En principe, chaque médecin-dentiste peut travailler avec l’hypnose. Selon Eva von Aster, cela requiert une certaine flexibilité. « Il faut être capable de s’adapter à chaque patient et parfois aussi d’ajuster des concepts trop rigides. » De nombreuses autres compétences, par exemple la conscience de l’effet de la communication ou une bonne introspection, peuvent être apprises dans des cours et formations continues sur l’hypnose. Il est notamment important que le prestataire enseigne une méthode d’hypnose scientifiquement reconnue et s’engage à respecter des principes éthiques, comme le fait la SMSH. « Il n’existe pas de formation ultrarapide à l’hypnose », affirme Riccardo Colombo. « Cela demande du temps, on se familiarise progressivement avec cette forme de communication avec les patients, on apprend de nouvelles choses et, à un moment donné, cela fonctionne presque tout seul. »

 

 

Société Médicale Suisse d’Hypnose

Depuis 2015, la Société Médicale Suisse d’Hypnose (SMSH) et son groupe spécialisé en médecine dentaire SMSHdent sont reconnus par la SSO en tant que société de discipline.
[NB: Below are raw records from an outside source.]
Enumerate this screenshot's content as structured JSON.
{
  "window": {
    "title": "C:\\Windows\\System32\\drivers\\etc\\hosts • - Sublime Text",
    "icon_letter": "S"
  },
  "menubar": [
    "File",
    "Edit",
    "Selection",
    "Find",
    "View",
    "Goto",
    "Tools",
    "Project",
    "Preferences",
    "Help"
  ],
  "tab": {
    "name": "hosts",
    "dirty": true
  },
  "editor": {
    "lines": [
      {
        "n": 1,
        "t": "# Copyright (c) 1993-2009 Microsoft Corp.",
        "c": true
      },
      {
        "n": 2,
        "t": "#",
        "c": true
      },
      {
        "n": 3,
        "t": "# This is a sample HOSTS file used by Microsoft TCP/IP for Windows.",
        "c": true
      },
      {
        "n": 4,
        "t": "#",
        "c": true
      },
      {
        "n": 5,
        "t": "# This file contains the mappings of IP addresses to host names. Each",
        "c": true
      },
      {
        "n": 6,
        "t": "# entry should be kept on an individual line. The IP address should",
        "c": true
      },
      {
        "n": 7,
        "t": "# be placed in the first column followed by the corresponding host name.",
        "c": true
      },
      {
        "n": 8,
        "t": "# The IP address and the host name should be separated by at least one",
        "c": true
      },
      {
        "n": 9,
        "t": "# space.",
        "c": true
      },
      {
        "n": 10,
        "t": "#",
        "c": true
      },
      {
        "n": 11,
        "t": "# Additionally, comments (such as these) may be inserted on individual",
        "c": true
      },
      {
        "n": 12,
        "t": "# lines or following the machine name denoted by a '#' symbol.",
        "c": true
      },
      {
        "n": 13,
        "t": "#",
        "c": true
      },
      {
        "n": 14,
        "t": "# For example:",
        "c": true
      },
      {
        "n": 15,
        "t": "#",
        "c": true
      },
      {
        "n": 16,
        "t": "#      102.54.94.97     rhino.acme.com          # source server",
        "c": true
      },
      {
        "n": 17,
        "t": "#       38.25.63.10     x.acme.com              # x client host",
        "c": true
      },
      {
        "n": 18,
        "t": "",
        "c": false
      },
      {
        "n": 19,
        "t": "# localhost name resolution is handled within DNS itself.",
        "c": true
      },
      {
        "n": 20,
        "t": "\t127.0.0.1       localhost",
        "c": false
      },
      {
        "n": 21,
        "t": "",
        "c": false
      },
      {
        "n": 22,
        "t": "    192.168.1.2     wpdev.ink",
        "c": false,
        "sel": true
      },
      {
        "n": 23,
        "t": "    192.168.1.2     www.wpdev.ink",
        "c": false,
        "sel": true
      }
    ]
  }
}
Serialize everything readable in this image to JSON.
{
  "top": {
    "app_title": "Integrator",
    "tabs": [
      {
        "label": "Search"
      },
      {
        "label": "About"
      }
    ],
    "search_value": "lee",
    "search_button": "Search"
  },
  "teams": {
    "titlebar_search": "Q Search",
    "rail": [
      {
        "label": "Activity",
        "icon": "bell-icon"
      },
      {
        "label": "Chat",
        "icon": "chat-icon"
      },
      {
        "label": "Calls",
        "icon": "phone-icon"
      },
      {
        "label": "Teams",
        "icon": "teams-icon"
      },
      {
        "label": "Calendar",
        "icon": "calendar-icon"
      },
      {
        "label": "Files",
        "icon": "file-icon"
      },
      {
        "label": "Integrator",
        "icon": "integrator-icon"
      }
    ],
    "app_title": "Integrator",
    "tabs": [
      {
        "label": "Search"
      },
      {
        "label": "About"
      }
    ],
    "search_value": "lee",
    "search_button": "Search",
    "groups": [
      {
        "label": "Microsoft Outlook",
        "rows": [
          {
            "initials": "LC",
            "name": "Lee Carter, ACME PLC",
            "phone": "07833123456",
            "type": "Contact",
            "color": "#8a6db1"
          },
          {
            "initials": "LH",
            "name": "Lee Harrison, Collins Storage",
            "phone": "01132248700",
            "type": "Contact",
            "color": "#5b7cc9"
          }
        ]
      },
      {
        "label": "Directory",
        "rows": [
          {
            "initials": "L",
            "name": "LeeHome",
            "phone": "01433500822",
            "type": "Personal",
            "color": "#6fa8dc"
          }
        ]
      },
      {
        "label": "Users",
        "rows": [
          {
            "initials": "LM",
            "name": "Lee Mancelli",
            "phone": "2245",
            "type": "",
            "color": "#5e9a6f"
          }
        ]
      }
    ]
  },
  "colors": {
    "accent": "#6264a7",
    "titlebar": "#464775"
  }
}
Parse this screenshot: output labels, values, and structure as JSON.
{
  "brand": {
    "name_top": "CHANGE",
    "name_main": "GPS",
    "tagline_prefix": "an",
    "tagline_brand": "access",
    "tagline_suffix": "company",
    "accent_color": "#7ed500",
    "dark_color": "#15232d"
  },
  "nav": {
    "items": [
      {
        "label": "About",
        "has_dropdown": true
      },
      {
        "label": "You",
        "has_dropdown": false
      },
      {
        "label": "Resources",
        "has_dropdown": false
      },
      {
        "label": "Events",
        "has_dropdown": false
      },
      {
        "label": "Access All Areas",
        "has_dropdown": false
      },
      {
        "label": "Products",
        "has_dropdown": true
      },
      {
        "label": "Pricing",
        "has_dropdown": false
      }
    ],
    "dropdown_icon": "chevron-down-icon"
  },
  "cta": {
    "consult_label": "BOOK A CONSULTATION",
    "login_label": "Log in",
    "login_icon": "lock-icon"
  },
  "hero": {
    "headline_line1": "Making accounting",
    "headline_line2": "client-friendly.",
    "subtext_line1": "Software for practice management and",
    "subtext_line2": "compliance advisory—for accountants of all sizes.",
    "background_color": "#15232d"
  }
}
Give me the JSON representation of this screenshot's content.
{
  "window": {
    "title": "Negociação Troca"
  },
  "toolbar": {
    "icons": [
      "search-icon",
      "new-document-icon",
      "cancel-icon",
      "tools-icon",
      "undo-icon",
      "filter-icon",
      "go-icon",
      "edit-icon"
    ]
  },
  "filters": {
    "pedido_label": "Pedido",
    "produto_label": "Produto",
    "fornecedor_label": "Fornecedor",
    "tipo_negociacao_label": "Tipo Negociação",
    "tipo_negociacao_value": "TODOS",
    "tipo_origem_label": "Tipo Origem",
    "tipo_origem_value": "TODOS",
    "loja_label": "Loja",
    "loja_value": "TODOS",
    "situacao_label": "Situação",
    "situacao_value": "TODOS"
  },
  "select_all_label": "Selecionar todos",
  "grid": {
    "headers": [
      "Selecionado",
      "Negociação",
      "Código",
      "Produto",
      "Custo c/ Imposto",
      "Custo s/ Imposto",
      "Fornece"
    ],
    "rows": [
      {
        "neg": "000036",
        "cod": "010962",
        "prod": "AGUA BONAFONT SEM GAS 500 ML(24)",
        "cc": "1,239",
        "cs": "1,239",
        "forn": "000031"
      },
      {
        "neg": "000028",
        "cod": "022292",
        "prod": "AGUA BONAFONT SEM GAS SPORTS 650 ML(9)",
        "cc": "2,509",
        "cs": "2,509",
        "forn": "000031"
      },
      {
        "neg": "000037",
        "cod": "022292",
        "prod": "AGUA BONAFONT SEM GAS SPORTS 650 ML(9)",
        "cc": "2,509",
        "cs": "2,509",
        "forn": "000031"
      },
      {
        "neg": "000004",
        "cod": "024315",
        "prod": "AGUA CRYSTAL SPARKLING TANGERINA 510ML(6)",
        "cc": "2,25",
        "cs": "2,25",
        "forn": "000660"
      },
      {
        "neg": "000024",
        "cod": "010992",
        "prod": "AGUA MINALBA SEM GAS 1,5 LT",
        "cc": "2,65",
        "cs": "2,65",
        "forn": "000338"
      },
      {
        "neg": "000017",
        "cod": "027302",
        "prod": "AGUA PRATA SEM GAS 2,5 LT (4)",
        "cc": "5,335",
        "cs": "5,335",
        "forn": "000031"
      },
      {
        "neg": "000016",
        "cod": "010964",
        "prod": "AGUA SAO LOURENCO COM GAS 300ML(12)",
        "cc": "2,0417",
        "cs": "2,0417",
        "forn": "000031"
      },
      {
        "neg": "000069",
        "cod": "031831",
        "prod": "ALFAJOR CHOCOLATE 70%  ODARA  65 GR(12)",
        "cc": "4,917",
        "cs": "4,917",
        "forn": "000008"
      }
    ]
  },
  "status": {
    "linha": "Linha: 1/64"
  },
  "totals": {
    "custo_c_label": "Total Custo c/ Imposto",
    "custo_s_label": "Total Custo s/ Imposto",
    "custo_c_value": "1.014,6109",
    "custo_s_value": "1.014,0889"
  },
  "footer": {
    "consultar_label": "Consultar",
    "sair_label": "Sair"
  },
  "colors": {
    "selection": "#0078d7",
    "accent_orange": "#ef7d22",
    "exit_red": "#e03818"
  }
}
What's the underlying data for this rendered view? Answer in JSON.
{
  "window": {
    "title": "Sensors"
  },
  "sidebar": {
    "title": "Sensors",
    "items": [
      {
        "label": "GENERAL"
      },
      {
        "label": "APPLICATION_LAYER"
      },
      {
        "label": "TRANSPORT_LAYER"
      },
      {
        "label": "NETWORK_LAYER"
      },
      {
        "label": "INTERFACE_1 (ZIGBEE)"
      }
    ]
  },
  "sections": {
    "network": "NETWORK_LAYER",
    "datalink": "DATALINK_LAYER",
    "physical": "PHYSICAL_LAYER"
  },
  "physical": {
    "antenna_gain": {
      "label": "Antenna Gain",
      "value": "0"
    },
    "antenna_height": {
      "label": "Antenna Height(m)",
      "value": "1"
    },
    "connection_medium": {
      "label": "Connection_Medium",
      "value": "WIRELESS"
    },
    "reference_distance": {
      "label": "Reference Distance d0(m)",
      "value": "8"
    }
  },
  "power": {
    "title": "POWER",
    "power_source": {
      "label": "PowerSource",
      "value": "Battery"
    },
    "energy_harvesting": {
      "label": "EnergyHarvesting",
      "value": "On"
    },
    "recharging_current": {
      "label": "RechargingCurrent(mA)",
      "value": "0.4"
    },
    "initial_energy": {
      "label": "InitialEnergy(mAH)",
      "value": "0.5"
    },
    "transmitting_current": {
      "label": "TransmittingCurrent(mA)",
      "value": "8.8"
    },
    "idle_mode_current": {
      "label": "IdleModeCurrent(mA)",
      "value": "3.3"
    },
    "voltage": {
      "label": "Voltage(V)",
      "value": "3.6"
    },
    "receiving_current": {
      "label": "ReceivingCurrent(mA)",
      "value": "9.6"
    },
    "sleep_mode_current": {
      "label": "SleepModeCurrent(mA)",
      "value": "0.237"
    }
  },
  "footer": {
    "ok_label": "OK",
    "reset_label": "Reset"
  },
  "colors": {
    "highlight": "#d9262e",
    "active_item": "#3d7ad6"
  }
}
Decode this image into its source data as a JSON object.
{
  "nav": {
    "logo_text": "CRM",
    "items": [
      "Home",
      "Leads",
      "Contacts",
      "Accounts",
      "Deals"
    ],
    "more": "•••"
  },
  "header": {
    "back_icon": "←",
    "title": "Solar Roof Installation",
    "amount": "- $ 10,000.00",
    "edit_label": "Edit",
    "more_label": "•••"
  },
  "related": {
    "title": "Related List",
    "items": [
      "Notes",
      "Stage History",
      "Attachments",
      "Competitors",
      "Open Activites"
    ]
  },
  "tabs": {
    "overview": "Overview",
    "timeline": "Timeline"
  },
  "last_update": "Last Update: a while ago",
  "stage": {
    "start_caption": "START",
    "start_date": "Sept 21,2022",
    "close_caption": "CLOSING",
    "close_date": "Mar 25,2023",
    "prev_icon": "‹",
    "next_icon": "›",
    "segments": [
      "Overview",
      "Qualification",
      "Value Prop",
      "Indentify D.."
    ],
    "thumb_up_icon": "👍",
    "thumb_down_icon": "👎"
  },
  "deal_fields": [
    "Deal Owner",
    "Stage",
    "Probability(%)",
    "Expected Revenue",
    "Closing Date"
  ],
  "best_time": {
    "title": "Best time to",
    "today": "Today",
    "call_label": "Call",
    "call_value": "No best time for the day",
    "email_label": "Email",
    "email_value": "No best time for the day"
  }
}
SMSHdent compte environ 90 membres, dont 22 ont obtenu un certificat en hypnose médicale. Pour obtenir ce certificat, 280 heures de formation initiale et de perfectionnement doivent impérativement être suivies. Les diplômés sont accompagnés par des médecins-dentistes. Outre le cursus complet, la SMSH propose également des cours plus courts d’une journée, qui permettent à toute personne intéressée de découvrir l’hypnose médicale.